Code Monkey home page Code Monkey logo

A Quick, Who am I?

I’m an experienced data scientist with almost a decade of employment sucessfully applying scientific methods, to different disciplines, between in industry and academia. I hold three advanced degrees, two in Geophysics (Ph.D., and BSc.), and one in Risk and Uncertainty Management (MRes.) awarded by the University of Liverpool (Liverpool, UK). I typically use Python as my language of choice, given its wide support and integration withing the machine learning community, but I also frequently use shell (Bash/ZSH/Powershell), SQL, HTML/CSS, Rust, and have some experience with JavaScript, Ruby, C++, C#, Perl, Fortran, and MATLAB.

More About me

My passion for data science stems from my curiosity about the natural phenomena that shape our planet and the data that can help us comprehend them better. That’s why I obtained a Ph.D. in geophysics, where I investigated seismic waves and their interactions with the Earth’s structure. I utilized Python and MATLAB to process and examine large datasets of seismic recordings (digital time series) from around the world. As a researcher, I authored three peer-reviewed publications in reputable journals.

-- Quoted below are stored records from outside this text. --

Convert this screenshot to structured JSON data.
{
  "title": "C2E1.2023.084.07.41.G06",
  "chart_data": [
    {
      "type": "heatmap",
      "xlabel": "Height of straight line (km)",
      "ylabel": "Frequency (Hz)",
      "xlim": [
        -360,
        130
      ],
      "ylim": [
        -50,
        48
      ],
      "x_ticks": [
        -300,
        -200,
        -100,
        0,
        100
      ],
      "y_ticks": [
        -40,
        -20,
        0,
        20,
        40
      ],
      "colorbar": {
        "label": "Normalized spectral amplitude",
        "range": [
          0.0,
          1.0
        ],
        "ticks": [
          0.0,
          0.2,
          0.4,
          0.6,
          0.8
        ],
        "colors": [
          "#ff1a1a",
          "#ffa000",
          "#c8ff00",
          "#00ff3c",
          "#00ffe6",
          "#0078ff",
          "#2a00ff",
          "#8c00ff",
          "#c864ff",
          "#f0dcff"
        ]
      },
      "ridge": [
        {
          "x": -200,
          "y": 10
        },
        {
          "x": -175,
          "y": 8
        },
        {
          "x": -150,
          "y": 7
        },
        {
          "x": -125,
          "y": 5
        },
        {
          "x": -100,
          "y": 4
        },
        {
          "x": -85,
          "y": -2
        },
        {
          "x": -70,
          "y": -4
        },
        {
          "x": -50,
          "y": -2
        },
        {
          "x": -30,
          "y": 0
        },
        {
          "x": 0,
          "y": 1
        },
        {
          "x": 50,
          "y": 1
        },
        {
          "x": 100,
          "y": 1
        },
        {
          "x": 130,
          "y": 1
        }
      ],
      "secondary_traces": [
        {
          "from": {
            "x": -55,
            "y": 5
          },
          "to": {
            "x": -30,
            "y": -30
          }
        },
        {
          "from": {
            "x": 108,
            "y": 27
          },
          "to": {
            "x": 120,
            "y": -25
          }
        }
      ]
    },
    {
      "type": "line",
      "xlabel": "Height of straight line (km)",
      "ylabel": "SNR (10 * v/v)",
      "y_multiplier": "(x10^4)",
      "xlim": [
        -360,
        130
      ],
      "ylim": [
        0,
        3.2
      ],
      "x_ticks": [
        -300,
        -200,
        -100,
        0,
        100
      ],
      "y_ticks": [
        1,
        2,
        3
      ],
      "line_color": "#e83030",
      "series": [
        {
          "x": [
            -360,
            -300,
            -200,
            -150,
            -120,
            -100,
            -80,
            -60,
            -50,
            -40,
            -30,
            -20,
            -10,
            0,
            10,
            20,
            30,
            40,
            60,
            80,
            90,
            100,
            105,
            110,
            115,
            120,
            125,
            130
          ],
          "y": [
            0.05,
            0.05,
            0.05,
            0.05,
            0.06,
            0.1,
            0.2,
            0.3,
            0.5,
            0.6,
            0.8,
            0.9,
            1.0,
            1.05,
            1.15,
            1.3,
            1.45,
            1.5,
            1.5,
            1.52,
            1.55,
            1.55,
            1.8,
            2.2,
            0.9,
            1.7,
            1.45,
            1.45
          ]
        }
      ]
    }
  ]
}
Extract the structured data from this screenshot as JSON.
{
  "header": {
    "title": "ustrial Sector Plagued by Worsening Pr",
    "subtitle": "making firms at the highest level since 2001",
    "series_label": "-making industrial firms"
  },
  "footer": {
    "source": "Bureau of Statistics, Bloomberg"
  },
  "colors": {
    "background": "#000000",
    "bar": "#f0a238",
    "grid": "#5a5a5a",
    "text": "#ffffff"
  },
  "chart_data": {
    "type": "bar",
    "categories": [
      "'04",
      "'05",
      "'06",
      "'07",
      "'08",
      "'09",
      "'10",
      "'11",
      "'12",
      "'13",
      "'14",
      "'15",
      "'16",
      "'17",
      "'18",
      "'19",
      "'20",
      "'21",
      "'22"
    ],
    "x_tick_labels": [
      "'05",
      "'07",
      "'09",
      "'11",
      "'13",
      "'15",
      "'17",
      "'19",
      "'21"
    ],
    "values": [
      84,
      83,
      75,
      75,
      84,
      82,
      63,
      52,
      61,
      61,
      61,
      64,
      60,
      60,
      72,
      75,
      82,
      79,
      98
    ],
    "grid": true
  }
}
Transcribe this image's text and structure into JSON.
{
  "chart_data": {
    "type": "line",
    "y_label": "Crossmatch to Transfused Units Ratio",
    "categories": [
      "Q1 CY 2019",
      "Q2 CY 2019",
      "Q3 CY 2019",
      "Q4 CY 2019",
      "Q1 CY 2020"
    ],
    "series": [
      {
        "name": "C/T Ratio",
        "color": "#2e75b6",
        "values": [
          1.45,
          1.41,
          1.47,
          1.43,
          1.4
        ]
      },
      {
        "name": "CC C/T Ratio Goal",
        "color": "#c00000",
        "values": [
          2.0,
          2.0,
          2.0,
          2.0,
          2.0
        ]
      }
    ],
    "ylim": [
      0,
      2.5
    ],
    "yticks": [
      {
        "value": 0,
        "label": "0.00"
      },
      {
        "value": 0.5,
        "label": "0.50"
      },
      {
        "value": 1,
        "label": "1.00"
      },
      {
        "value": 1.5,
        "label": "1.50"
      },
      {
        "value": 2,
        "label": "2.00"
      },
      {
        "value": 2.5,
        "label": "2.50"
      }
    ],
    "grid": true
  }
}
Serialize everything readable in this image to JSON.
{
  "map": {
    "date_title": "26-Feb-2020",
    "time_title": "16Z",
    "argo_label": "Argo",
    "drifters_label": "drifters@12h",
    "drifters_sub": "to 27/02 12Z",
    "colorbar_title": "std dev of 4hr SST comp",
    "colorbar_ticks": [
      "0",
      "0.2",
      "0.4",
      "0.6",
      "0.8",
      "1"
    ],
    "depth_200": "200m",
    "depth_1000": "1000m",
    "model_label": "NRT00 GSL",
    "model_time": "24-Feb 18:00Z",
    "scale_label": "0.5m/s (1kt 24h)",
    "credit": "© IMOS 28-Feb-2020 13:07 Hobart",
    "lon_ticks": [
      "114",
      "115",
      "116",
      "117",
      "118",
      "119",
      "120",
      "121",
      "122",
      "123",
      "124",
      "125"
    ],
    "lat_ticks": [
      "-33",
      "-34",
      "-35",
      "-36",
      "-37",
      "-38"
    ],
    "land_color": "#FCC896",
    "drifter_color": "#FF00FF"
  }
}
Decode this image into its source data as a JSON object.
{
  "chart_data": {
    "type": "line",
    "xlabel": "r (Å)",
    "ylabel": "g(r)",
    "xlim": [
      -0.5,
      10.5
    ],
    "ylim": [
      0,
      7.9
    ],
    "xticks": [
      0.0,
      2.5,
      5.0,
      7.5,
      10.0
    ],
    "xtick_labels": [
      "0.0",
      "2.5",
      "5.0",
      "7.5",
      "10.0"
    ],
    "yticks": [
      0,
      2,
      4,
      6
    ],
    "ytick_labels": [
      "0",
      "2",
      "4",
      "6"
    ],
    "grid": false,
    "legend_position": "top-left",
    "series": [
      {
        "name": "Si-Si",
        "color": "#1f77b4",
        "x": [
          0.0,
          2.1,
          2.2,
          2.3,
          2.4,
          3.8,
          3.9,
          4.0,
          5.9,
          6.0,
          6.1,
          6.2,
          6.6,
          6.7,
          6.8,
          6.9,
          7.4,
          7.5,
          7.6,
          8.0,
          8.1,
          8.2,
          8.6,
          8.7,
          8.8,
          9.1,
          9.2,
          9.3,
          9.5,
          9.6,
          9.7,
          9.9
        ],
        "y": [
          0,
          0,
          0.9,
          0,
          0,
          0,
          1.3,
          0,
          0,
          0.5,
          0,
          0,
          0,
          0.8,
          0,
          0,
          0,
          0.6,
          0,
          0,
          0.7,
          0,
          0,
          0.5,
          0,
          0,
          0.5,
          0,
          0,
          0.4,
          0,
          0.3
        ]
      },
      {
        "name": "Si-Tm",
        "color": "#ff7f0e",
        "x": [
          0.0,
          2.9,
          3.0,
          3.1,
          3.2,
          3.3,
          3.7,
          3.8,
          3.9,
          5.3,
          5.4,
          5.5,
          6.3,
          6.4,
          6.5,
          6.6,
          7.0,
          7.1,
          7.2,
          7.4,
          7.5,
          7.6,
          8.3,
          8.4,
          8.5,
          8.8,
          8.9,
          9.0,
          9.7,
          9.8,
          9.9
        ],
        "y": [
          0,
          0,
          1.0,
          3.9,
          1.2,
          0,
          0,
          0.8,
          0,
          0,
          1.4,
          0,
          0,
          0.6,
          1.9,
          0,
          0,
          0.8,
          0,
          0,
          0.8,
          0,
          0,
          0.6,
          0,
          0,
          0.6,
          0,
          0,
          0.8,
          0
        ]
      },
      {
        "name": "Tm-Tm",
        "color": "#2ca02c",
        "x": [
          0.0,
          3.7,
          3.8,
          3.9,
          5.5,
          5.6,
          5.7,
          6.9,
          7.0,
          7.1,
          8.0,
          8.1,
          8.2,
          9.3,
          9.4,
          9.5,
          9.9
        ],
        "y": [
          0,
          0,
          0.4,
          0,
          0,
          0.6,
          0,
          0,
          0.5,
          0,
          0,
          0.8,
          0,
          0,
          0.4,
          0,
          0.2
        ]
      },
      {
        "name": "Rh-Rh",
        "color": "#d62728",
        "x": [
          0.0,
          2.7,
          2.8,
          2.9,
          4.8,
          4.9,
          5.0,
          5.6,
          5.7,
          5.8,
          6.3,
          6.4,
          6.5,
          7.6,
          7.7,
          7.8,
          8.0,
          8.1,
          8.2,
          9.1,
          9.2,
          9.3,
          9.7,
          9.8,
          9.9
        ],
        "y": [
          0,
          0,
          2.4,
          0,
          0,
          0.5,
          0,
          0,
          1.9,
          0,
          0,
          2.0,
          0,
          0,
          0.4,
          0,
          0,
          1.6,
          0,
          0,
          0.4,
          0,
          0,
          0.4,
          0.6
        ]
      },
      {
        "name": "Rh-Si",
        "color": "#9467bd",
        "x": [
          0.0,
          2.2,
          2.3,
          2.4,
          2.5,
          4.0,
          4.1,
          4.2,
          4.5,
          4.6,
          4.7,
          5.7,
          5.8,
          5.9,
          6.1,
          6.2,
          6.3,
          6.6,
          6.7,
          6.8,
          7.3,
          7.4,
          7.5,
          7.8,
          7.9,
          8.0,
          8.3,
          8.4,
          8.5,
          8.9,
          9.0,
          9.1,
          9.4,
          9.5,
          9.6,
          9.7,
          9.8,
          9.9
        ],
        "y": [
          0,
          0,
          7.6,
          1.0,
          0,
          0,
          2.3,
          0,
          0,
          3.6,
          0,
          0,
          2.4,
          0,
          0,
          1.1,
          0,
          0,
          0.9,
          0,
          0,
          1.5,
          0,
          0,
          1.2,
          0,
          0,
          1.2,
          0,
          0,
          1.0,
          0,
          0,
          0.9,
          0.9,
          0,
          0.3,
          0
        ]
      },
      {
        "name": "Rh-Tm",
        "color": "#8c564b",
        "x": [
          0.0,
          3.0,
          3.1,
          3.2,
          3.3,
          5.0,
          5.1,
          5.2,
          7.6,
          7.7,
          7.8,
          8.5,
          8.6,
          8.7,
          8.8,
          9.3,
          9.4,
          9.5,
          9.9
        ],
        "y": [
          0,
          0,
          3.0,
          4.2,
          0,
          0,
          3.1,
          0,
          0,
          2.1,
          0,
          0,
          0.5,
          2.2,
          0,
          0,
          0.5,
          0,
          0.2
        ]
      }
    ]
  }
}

After completing my degree, I joined a leading seismological observatory as a researcher (University of Utah Seismograph Stations), where I continued to work on seismic data analysis and earthquake magnitude modeling. I cooperated with other scientists from the USGS, AFRL, LLNL, and other institutions to enhance our understanding of earthquake hazards and risks.

I then decided to switch gears and explore other domains where data science can make an impact. I joined Bayer crop sciences as a data scientist, where I worked on models that forecast corn seed yield given historic growth and other agronomic factors. I used Python, SQL, and Domino to manipulate and explore large datasets of crop measurements, weather data, soil data, and satellite imagery. I constructed the predictive models using scikit-learn.

My most recent position was working as a Data Scientist at Coyote Logistics, which is a 3PL service provider where I work on sophisticated predictive models that estimate potential distributions of market cost for a given load of freight. I use Python, SQL (and noSQL), and Databricks to ingest and transform data from various sources such as carriers, shippers, brokers, and third-party APIs. I also use LightGBM, scikit-learn, and PyTorch to build and fit models that capture the uncertainty and variability of the freight market.

Data Science Projects

Here are some of the projects I've worked on or I'm currently working on:

  • Freight Market Cost Distribution: I was the team lead of the spot pricing team, which developed a cutting-edge machine learning system that used a custom Boosted Gradiant Random Forest algorithm, and LightGBM / H2O.ai Gradient Boosting models, integrated through a live API model service. The model API produced a predicted distribution, that showed the most probable range of costs to transport different types of freight equipment and cargo, to and from distribution centers across the USA, Canada, and Mexico. This model helped us generate millions of dollars of extra revenue, as it enabled faster and more intelligent buying and brokering negotiations at scale.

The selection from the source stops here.